Tuesday in the 9th Week of Ordinary Time (I)
Surprise in the One Box

Readings: Tobit 2:9-14
; Psalm 112:1-2, 7-8, 9
; Mark 12:13-17
This reply took them completely by surprise.

As we listen to this well-known passage from Mark’s gospel, perhaps it’ll be fruitful for us to focus our attention first on the surprise of Jesus’ interrogators. It’s not too difficult to figure out the reason for their reaction. Theirs was a very cunning question, one that gave them confidence that they had put Jesus in a tight spot from which there was no escape. It seemed our Lord was caught on the horns of a dilemma. He had only two choices: to say either that it was lawful to pay taxes to Caesar or that it was not. And either option would have serious, perhaps even fatal, consequences for Jesus. How then did Jesus slip so easily, even effortlessly, out of their trap?

For the Pharisees and Herodians, it would seem that there were, as it were, two boxes. One was marked Caesar and the other was marked self. You could only choose one or the other in which to put your money. And isn’t this one key characteristic of all difficult questions, especially practical, moral and political questions? At this level, there often seem to be two or more boxes among which one has to choose. And to choose one is often to have to forsake another – to deposit a ten-dollar bill in the bank is to be unable to place it in the collection box in church – with often unpleasant consequences for self and for others.
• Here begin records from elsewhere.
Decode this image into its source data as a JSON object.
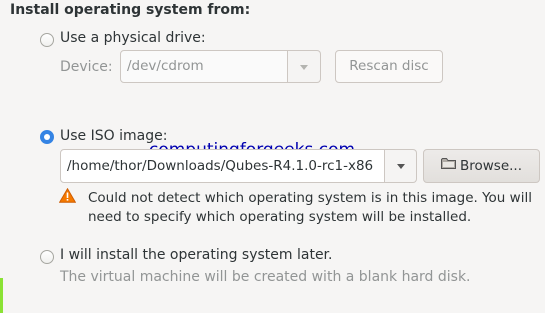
{
  "heading": "Install operating system from:",
  "physical": {
    "label": "Use a physical drive:",
    "device_label": "Device:",
    "device_value": "/dev/cdrom",
    "rescan_label": "Rescan disc"
  },
  "iso": {
    "label": "Use ISO image:",
    "path_value": "/home/thor/Downloads/Qubes-R4.1.0-rc1-x86",
    "browse_label": "Browse...",
    "warning_text": "Could not detect which operating system is in this image. You will need to specify which operating system will be installed."
  },
  "watermark": "computingforgeeks.com",
  "later": {
    "label": "I will install the operating system later.",
    "sub_text": "The virtual machine will be created with a blank hard disk."
  },
  "colors": {
    "accent": "#3584e4",
    "warning": "#f57900",
    "watermark": "#0000b0"
  }
}
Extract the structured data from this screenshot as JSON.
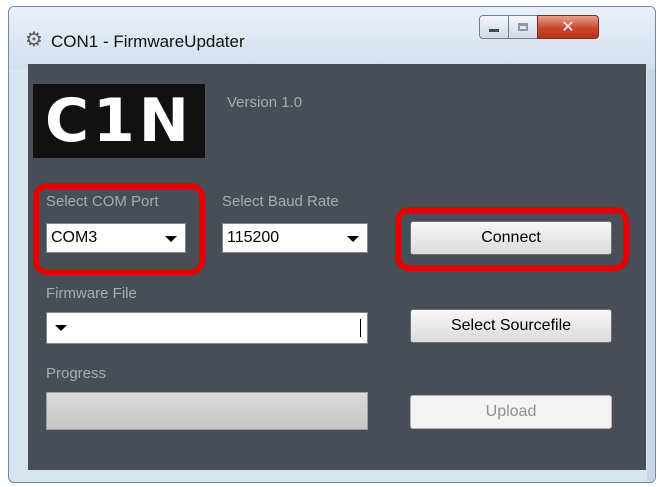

How to choose well?

More than simply telling us to continue carefully separating our possessions, our time and our loyalties between different boxes, between Caesar and God, between State and Church, between secular and religious, between material and spiritual, Jesus’ response is surprising because it breaks through our dilemmas by bringing us to another level of reflection. While it may be true that at the level of the practical there are so many boxes to choose from, isn’t it true that at the level of the heart, everything belongs to God? What do we have that does not come ultimately from God? That does not bear the imprint of God’s handiwork? Are we ourselves not made in God’s image and likeness?

Isn’t it the case then that it is only when we are reconciled to this truth, when our hearts our centred on God alone, that we are able gracefully to negotiate the difficult decisions that confront us in daily living? Don’t we see this in the ongoing story of Tobit? Blinded by unfortunate circumstances, ostracized by his own people, finding it difficult even to make ends meet, Tobit continues to be careful not to accept goods that might rightfully belong to someone else. Blind though he is, he is able to discern clearly the appropriate box in which to place the things that come his way. That he can do this on a practical level is a clear sign that in his heart there is only one box in which everything belongs to God. Again, the response to the psalm describes his situation accurately: with a firm heart he trusts in the Lord.

In our hearts how many boxes have we? How is Jesus’ response surprising us today?